Укладывая раненого на диван, она ловко развязывала его
голову и распоряжалась, щуря глаза от дыма папиросы.
— Иван Данилович, привезли! Вы устали, Ниловна?
Напугались, да? Ну, отдыхайте. Николай, Ниловне рюмку портвейна!
Ошеломленная пережитым, тяжело дыша и ощущая в груди
болезненное покалывание, мать бормотала:
— Вы обо мне не беспокойтесь…
И всем существом своим трепетно просила внимания к себе,
успокаивающей ласки.
Из соседней комнаты вышли Николай, с перевязанной рукой, и
доктор Иван Данилович, весь растрепанный, ощетинившийся, как еж. Он быстро
подошел к Ивану, наклонился над ним, говоря:
— Воды, больше воды, чистых полотняных тряпок, ваты!
Мать двинулась в кухню, но Николай взял ее под руку левой рукой и ласково
сказал, уводя ее в столовую:
— Это не вам говорят, а Софье. Наволновались вы, милый
человек, да?
Мать встретила его пристальный, участливый взгляд и с
рыданием, которого не могла удержать, воскликнула:
— Что это было, голубчик вы мой! Рубили, людей рубили!
— Я видел! — подавая ей вино и кивнув головой,
сказал Николай. — Погорячились немного обе стороны. Но вы не беспокойтесь
— они били плашмя, и серьезно ранен, кажется, только один. Его ударили на моих
глазах, я его и вытащил из свалки…
Лицо Николая и голос, тепло и свет в комнате успокаивали
Власову. Благодарно взглянув на него, она спросила:
— Вас тоже ударили?
— Это я сам, кажется, неосторожно задел рукой за что-то
и сорвал кожу. Пейте чай, — холодно, а вы одеты легко…

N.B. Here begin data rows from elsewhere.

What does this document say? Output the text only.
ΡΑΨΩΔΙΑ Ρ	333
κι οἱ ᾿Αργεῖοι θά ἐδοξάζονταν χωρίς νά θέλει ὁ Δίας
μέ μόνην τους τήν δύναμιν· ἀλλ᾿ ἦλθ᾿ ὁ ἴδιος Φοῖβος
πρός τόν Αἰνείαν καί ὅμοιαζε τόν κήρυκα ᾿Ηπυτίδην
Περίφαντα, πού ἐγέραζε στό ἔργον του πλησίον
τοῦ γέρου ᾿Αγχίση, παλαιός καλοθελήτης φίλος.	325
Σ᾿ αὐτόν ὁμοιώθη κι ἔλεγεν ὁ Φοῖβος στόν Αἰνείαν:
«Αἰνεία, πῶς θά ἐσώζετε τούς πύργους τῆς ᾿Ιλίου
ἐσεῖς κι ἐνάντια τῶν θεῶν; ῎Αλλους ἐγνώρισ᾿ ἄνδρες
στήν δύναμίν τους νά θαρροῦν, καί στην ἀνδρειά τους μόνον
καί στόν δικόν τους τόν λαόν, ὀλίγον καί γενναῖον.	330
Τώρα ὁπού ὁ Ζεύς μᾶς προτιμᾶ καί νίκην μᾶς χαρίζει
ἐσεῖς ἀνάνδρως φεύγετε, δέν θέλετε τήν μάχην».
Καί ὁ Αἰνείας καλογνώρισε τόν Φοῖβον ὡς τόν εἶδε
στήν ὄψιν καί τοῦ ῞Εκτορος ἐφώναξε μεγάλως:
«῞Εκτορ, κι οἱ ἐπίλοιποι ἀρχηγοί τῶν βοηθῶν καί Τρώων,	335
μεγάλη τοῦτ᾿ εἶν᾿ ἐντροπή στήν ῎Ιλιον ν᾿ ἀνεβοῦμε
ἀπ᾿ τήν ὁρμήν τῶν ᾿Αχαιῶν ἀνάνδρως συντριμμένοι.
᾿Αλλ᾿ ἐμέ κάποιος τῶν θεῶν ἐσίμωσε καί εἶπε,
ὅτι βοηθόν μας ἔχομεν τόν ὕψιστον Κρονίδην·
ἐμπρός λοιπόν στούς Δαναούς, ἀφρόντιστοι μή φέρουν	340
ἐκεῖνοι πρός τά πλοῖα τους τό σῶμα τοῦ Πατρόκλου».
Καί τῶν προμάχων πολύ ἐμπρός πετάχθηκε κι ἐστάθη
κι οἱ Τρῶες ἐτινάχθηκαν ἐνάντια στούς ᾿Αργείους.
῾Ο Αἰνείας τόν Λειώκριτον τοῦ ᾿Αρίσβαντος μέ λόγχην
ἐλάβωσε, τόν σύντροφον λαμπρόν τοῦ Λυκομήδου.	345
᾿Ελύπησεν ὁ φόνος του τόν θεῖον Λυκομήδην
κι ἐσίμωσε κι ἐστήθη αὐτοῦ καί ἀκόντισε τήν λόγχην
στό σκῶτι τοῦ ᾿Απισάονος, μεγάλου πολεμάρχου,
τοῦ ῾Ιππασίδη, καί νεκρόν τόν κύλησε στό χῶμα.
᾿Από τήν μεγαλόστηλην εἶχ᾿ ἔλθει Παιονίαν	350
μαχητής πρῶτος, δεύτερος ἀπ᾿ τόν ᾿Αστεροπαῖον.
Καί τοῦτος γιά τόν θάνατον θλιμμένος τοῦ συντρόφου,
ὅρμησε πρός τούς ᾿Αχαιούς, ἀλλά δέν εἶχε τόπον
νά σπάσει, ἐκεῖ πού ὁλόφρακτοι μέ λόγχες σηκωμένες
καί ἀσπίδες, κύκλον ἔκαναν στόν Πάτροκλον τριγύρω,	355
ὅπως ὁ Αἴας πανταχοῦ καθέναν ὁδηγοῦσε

Она протянула руку к чашке, увидала, что пальцы ее покрыты
пятнами запекшейся крови, невольным движением опустила руку на колени — юбка
была влажная. Широко открыв глаза, подняв бровь, она искоса смотрела на свои
пальцы, голова у нее кружилась и в сердце стучало:
«Так вот и Пашу тоже, — могут!»
Вошел Иван Данилович в жилете, с засученными рукавами
рубашки, и на молчаливый вопрос Николая сказал своим тонким голосом:
— На лице незначительная рана, а череп проломлен, хотя
тоже не сильно, — парень здоровый! Однако много потерял крови. Будем
отправлять в больницу?
— Зачем? Пускай остается здесь! — воскликнул
Николай.
— Сегодня можно, ну, пожалуй, завтра, а потом мне
удобнее будет, чтобы он лег в больницу. У меня нет времени делать визиты! Ты
напишешь листок о событии на кладбище?
— Конечно! — ответил Николай. Мать тихо встала и
пошла на кухню.
— Куда вы, Ниловна? — беспокоясь, остановил он
ее. — Соня одна управится!
Она взглянула на него и, вздрагивая, ответила, странно
усмехаясь:
— В крови я…
Переодеваясь в своей комнате, она еще раз задумалась о
спокойствии этих людей, об их способности быстро переживать страшное. Это
отрезвляло ее, изгоняя страх из сердца. Когда она вошла в комнату, где лежал
раненый, Софья, наклонясь над ним, говорила ему:
— Глупости, товарищ!
— Да я стеснять вас буду! — возражал он слабым
голосом.
— А вы молчите, это вам полезнее…
Мать встала позади Софьи и, положив руки на ее плечо, о
улыбкой глядя в бледное лицо раненого, усмехаясь, заговорила, как он бредил на
извозчике и пугал ее неосторожными словами. Иван слушал, глаза его лихорадочно
горели, он чмокал губами и тихо, смущенно восклицал:
— Ох… экий дурак!
— Ну, мы вас оставим! — поправив на нем одеяло,
заявила Софья. — Отдохните!
Они ушли в столовую и там долго беседовали о событии дня.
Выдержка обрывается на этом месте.